You there: are you familiar with the most wonderful poetic stylings of one Lenni Sanders? Her poetry is most wonderful and the two of us are embarking on a poem writing endeavour, in which we write poems, between us, one line at a time each. It seems to be going well so far. Our first one is posted on her WordPress, here. So check it out.

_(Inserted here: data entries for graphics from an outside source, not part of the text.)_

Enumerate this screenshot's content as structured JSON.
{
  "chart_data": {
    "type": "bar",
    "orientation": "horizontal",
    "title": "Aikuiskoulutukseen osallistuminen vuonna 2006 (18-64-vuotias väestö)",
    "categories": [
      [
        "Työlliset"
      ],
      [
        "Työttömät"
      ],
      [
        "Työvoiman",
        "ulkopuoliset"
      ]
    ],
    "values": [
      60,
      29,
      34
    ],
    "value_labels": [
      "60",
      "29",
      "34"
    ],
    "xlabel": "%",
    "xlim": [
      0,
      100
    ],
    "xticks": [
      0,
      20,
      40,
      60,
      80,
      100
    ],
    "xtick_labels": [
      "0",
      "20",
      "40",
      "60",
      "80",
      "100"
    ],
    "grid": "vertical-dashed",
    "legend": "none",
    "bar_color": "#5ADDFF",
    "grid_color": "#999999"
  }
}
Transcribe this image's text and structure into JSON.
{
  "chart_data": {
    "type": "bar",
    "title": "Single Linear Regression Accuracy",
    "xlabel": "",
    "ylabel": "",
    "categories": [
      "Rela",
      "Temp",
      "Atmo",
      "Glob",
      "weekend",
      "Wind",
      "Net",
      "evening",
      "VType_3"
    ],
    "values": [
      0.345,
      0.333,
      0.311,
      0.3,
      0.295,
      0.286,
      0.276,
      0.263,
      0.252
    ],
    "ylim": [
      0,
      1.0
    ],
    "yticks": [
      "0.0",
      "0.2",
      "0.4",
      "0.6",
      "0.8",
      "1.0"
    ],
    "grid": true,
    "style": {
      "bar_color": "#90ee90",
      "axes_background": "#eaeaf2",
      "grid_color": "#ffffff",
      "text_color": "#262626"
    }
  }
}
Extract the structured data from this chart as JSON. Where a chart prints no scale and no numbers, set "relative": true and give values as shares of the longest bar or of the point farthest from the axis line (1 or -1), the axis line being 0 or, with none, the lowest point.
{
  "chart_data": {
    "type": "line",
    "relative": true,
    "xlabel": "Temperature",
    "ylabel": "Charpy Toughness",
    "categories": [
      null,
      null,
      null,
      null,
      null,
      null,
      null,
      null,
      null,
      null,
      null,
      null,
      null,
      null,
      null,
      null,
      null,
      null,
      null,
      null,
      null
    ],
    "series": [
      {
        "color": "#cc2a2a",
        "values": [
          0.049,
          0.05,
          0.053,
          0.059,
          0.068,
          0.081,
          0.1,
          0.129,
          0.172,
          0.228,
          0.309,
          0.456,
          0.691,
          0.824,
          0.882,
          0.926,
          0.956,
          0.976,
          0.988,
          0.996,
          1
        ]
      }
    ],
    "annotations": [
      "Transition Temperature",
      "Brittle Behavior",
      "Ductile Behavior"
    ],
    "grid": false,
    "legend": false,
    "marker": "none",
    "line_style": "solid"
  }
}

Here’s our second:
A Wasp
A wasp under a pint glass
- some form of creature-trap
rattled raw by a yellow bead,
ringing, ringing
its hundred times a second wings,
its buzz, its sting,
its lonely spiral repetitions,
its singing, straining capturedness.
This wasp my soul,
I cannot let it out.
I am afraid
I cannot touch it,
so I watch it,
so I grip this glass, tight.
My wasp spins circles like a carousel horse, and leaping at my palm,
eager, hungry for flesh that I dare not give:
a little thing that asks too much of me:
I cannot bleed enough to fill its thirst
and yet I cannot bring myself to crush it with a rolled up paper,
I cannot kill this piece of me -
this half inch scream of a tealight animal,
this flash of yellow, flash of black, of pain,
thrashing its poor body to oblivion against the glass,
smashing, obliterating into dust.
And, dazed, I raise the empty glass
but it is already too broken to fly
and, feebly humming like an old machine, can only bring itself to sting.
Pingback: Collaborative Poem #3 « whattaildoesithave
This is amazing. You developed in me a sort of empathy toward the Wasp. I used to do this a lot to insects as a kid. I found them all too fascinating. You two have such a way with words!